Le centre d'enseignement supérieur Dublin (UCD) aboutit SOPHIA (stratification de phénotypes obèses pour optimiser le futur traitement d'obésité), une UE €16 million neuve et un consortium international supporté par industrie de recherches lancés aujourd'hui.

SOPHIA, qui inclut vingt-neuf associés de la société civile, du milieu universitaire, et de l'industrie dans 12 pays, objectifs pour améliorer l'évaluation des risques des complications de l'obésité et pour prévoir la réponse au traitement pour des gens avec l'obésité.

Le €16 million dans le financement pour ce projet de cinq ans a été accordé de l'initiative novatrice de médicaments (IMI), d'une entreprise commune de la Commission européenne et de la fédération européenne des industries pharmaceutiques et des associations (FEAIP) ; JDRF (ancien la fondation de recherches de diabète de type 1) ; la coalition d'action d'obésité ; et échange de T1D.
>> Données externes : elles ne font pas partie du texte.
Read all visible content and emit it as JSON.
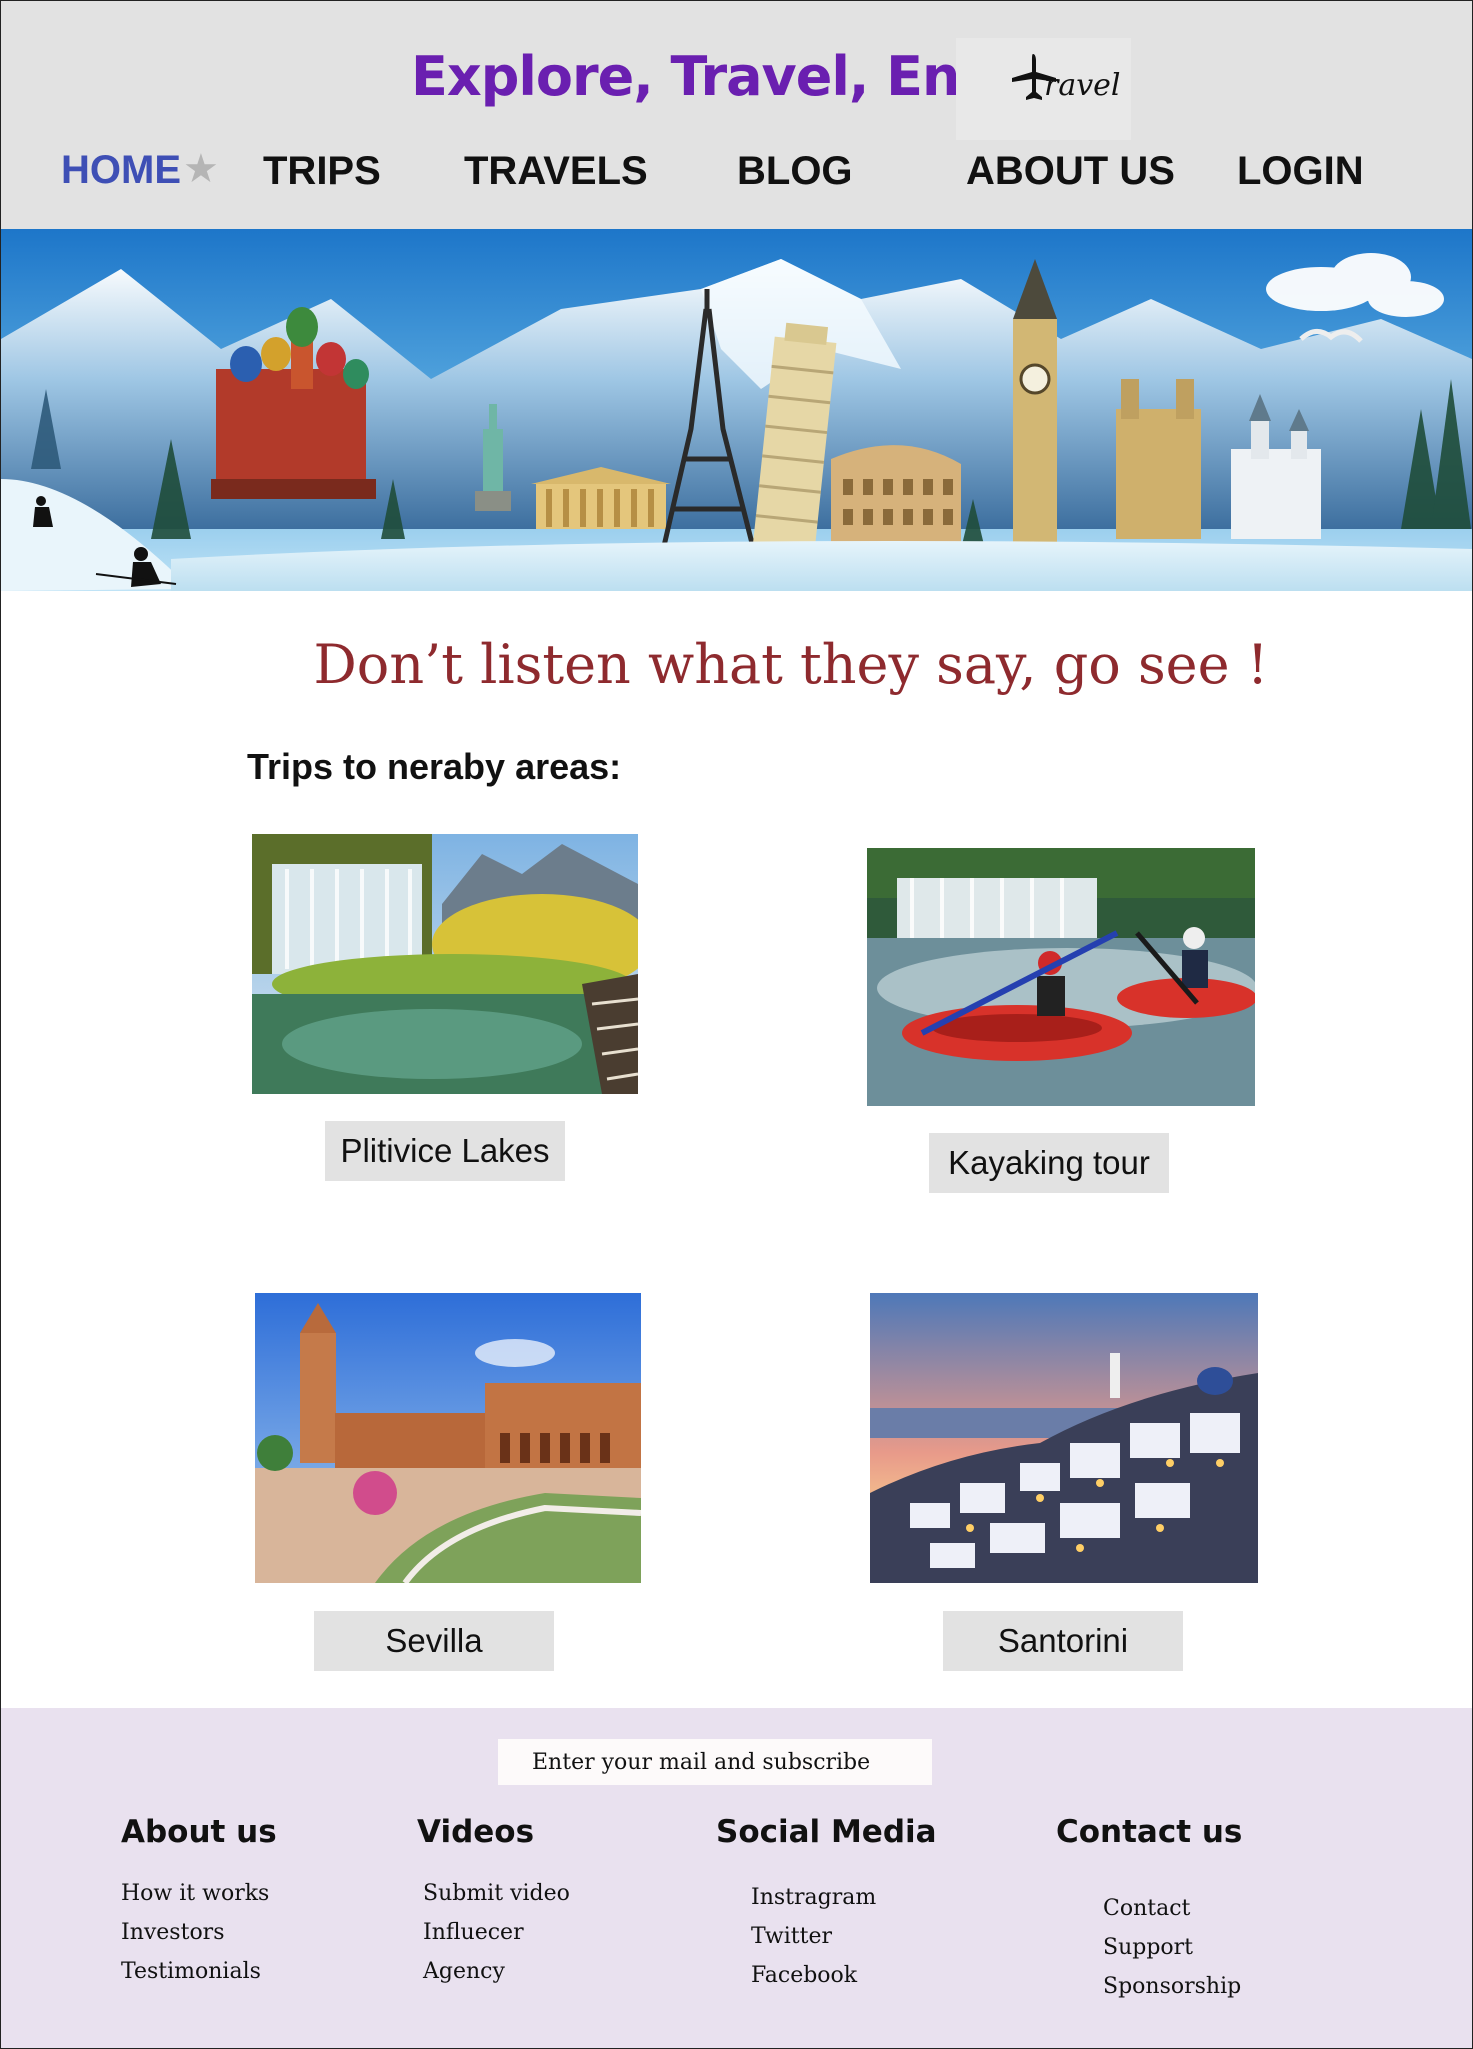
{
  "header": {
    "title": "Explore, Travel, Enjoy",
    "logo_text": "ravel"
  },
  "nav": {
    "items": [
      "HOME",
      "TRIPS",
      "TRAVELS",
      "BLOG",
      "ABOUT US",
      "LOGIN"
    ],
    "active": "HOME",
    "active_color": "#3e4fb5"
  },
  "banner": {
    "icons": [
      "cathedral",
      "statue-of-liberty",
      "parthenon",
      "eiffel-tower",
      "leaning-tower",
      "colosseum",
      "big-ben",
      "westminster",
      "castle",
      "skier",
      "seagull"
    ]
  },
  "main": {
    "tagline": "Don’t listen what they say, go see !",
    "section_heading": "Trips to neraby areas:",
    "trips": [
      {
        "label": "Plitivice Lakes"
      },
      {
        "label": "Kayaking tour"
      },
      {
        "label": "Sevilla"
      },
      {
        "label": "Santorini"
      }
    ]
  },
  "footer": {
    "subscribe_placeholder": "Enter your mail and subscribe",
    "columns": [
      {
        "heading": "About us",
        "links": [
          "How it works",
          "Investors",
          "Testimonials"
        ]
      },
      {
        "heading": "Videos",
        "links": [
          "Submit video",
          "Influecer",
          "Agency"
        ]
      },
      {
        "heading": "Social Media",
        "links": [
          "Instragram",
          "Twitter",
          "Facebook"
        ]
      },
      {
        "heading": "Contact us",
        "links": [
          "Contact",
          "Support",
          "Sponsorship"
        ]
      }
    ]
  },
  "colors": {
    "header_bg": "#e2e2e2",
    "title": "#6a1fb0",
    "tagline": "#8e2a2e",
    "footer_bg": "#e9e1ef"
  }
}
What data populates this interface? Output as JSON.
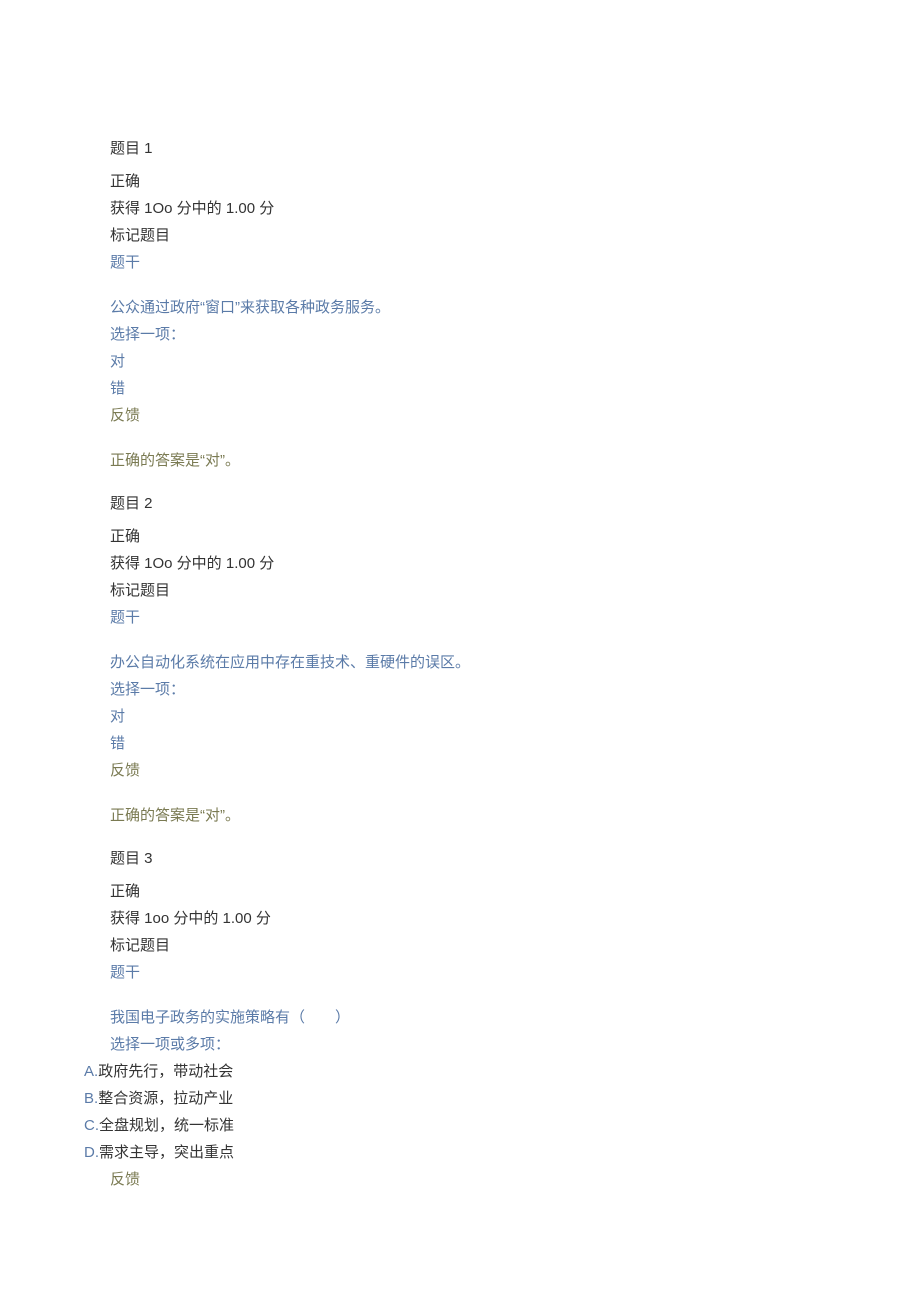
{
  "questions": [
    {
      "title": "题目 1",
      "status": "正确",
      "score": "获得 1Oo 分中的 1.00 分",
      "flag": "标记题目",
      "stemLabel": "题干",
      "stem": "公众通过政府“窗口”来获取各种政务服务。",
      "choosePrompt": "选择一项：",
      "options": [
        {
          "label": "对"
        },
        {
          "label": "错"
        }
      ],
      "feedbackLabel": "反馈",
      "answer": "正确的答案是“对”。"
    },
    {
      "title": "题目 2",
      "status": "正确",
      "score": "获得 1Oo 分中的 1.00 分",
      "flag": "标记题目",
      "stemLabel": "题干",
      "stem": "办公自动化系统在应用中存在重技术、重硬件的误区。",
      "choosePrompt": "选择一项：",
      "options": [
        {
          "label": "对"
        },
        {
          "label": "错"
        }
      ],
      "feedbackLabel": "反馈",
      "answer": "正确的答案是“对”。"
    },
    {
      "title": "题目 3",
      "status": "正确",
      "score": "获得 1oo 分中的 1.00 分",
      "flag": "标记题目",
      "stemLabel": "题干",
      "stem": "我国电子政务的实施策略有（　　）",
      "choosePrompt": "选择一项或多项：",
      "options": [
        {
          "letter": "A.",
          "label": "政府先行，带动社会"
        },
        {
          "letter": "B.",
          "label": "整合资源，拉动产业"
        },
        {
          "letter": "C.",
          "label": "全盘规划，统一标准"
        },
        {
          "letter": "D.",
          "label": "需求主导，突出重点"
        }
      ],
      "feedbackLabel": "反馈",
      "answer": ""
    }
  ]
}
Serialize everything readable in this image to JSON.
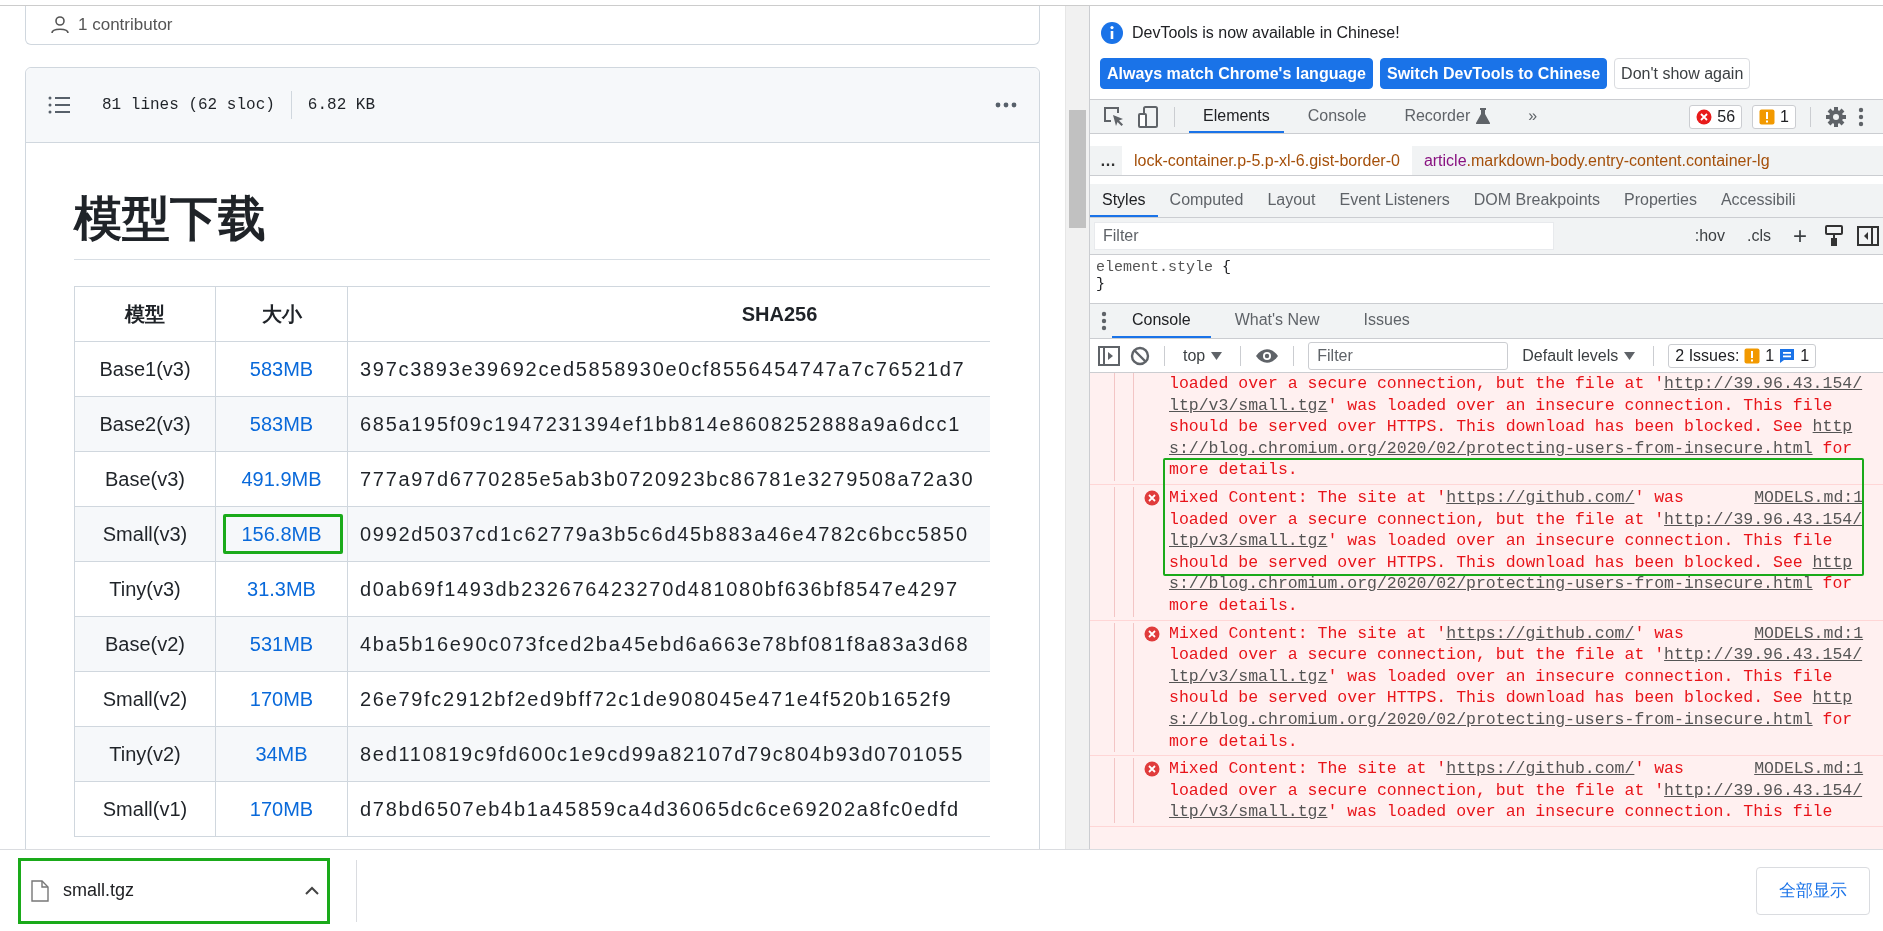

L'obésité est une pandémie globale affectant actuel environ 150 millions de personnes en Europe et 650 millions de personnes mondiaux. Les complications d'obésité sont courantes mais nous ne pouvons pas encore prévoir qui développera des 200 complications de l'obésité connues l'unes des.

D'ailleurs, il y a les facteurs prédictifs insuffisants pour qui réagira aux demandes de règlement d'obésité. SOPHIA recensera, caractérisera, et stratifiera les sous-populations clinique-signicatives des patients vivant avec l'obésité pour apparier la bonne demande de règlement pour la bonne personne au bon moment.

Professeur Carel le Roux, un médecin d'obésité au centre de recherches de complications de diabète d'UCD à l'École de Médecine d'UCD, basée à l'institut d'UCD Conway, est le Coordinateur du consortium de SOPHIA.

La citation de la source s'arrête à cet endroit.